You can bridge the wired network card to the wifi interface. The wired network interface will act as a switch to which you bridge VMBR.

I would look at that side.

PS1 : TetheringTechnologies

 

[Elleni]

will do - sounds interesting, ty.

 

[BobhWasatch]

As my task is to make wifi work without nat but only direct bridging - analog to the wired nic, uninstalling Networkmanager and configuring /etc/networking/interfaces and wpa_supplicant won't help then, as this would mean configuring ebtables for nat-ing, at least thats my understanding.

Yes, it is NAT at layer 2, basically.

The problem is that the access point your PVE is connected to won't (usually...there are exceptions) accept Ethernet frames that did not come from the MAC address that is associated with it. So I don't see any way to do this without some kind of NAT.

Unless, that is, your client NIC and the AP both support Wireless Distribution System (WDS). But that would mean you also need to configure the AP, not just the client. Plus it is unlikely that the NIC in the laptop supports WDS.

You could also do a pure routed configuration but then you need to configure the gateway router to know about the new subnet.

Do I understand you correctly that ProxMox sees this as unknown device because the wifi card wlo1 IS controlled by Networkmanager and would see it as network card IF configured manually while having removed Networkmanager? - Not that important - as it wouldn't work anyway out of the box, just asking out of couriosity.

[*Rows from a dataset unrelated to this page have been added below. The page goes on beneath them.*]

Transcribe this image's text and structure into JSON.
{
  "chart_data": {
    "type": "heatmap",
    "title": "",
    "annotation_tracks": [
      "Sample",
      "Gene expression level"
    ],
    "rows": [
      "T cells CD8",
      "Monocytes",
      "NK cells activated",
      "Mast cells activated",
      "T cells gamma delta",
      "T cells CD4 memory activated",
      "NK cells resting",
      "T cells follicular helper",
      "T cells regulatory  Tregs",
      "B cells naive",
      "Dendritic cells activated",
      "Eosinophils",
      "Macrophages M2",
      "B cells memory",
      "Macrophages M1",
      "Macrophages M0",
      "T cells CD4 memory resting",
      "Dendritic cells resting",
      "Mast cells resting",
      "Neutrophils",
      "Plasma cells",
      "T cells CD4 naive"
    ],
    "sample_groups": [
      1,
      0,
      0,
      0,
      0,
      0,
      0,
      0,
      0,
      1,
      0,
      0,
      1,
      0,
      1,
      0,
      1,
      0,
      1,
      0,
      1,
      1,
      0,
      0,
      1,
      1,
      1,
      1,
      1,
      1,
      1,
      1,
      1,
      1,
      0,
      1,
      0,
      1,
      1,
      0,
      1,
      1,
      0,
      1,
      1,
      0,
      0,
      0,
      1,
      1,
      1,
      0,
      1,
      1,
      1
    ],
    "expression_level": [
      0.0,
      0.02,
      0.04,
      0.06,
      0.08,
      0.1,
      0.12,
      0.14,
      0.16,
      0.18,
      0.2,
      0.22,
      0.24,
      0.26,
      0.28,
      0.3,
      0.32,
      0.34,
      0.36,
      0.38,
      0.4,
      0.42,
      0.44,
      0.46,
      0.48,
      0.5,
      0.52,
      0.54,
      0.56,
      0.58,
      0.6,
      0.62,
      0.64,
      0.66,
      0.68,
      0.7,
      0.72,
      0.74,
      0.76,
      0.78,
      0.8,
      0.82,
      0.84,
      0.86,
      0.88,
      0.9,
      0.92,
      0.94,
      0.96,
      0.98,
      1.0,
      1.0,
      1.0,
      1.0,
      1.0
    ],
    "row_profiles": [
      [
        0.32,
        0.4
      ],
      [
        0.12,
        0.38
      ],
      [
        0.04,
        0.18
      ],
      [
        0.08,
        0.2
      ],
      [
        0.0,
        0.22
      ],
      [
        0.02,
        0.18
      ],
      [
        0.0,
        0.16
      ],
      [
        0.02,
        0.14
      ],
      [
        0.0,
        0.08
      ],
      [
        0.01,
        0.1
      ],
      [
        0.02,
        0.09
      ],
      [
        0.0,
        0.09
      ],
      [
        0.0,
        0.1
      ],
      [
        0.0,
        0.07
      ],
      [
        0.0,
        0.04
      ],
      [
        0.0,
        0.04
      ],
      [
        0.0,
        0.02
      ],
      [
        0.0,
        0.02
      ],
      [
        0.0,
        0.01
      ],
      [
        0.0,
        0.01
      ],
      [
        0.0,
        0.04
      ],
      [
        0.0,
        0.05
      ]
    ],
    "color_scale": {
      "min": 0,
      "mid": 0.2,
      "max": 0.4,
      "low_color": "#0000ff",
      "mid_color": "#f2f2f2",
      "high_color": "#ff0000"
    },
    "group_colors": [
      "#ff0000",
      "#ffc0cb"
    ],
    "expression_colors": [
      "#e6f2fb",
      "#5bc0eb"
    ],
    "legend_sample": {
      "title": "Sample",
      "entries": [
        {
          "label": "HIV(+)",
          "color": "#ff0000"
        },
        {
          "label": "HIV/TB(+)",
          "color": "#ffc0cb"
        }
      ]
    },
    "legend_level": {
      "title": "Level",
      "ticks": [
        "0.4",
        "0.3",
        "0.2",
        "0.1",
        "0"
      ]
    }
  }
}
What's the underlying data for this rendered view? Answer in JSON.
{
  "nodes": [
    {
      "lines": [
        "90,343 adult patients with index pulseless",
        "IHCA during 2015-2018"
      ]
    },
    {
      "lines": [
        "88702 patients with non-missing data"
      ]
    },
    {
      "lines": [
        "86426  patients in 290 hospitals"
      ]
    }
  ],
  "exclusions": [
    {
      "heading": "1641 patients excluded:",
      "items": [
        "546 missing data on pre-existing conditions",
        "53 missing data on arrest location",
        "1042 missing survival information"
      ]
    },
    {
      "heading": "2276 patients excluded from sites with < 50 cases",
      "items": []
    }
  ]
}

If you configure the card with /etc/network/interfaces then Network Manager will treat it as an unknown device and leave it alone.

As you stated that there is a complex way to do it - do you mean by rewriting the packets so they seem to come from the host instead of the vms?

That is what the second Wiki link does using ebtables. But the return packets need to be handled somehow, as do connections from outside. The example does this by associating a VM MAC with a destination IP address. That's why it need to be configured manually or by script.

Else it might be the easiest solution, to try pass through the pci device completely to the vm and configure wifi access from there.

This will work as long as your laptop supports it. But only for one VM at a time.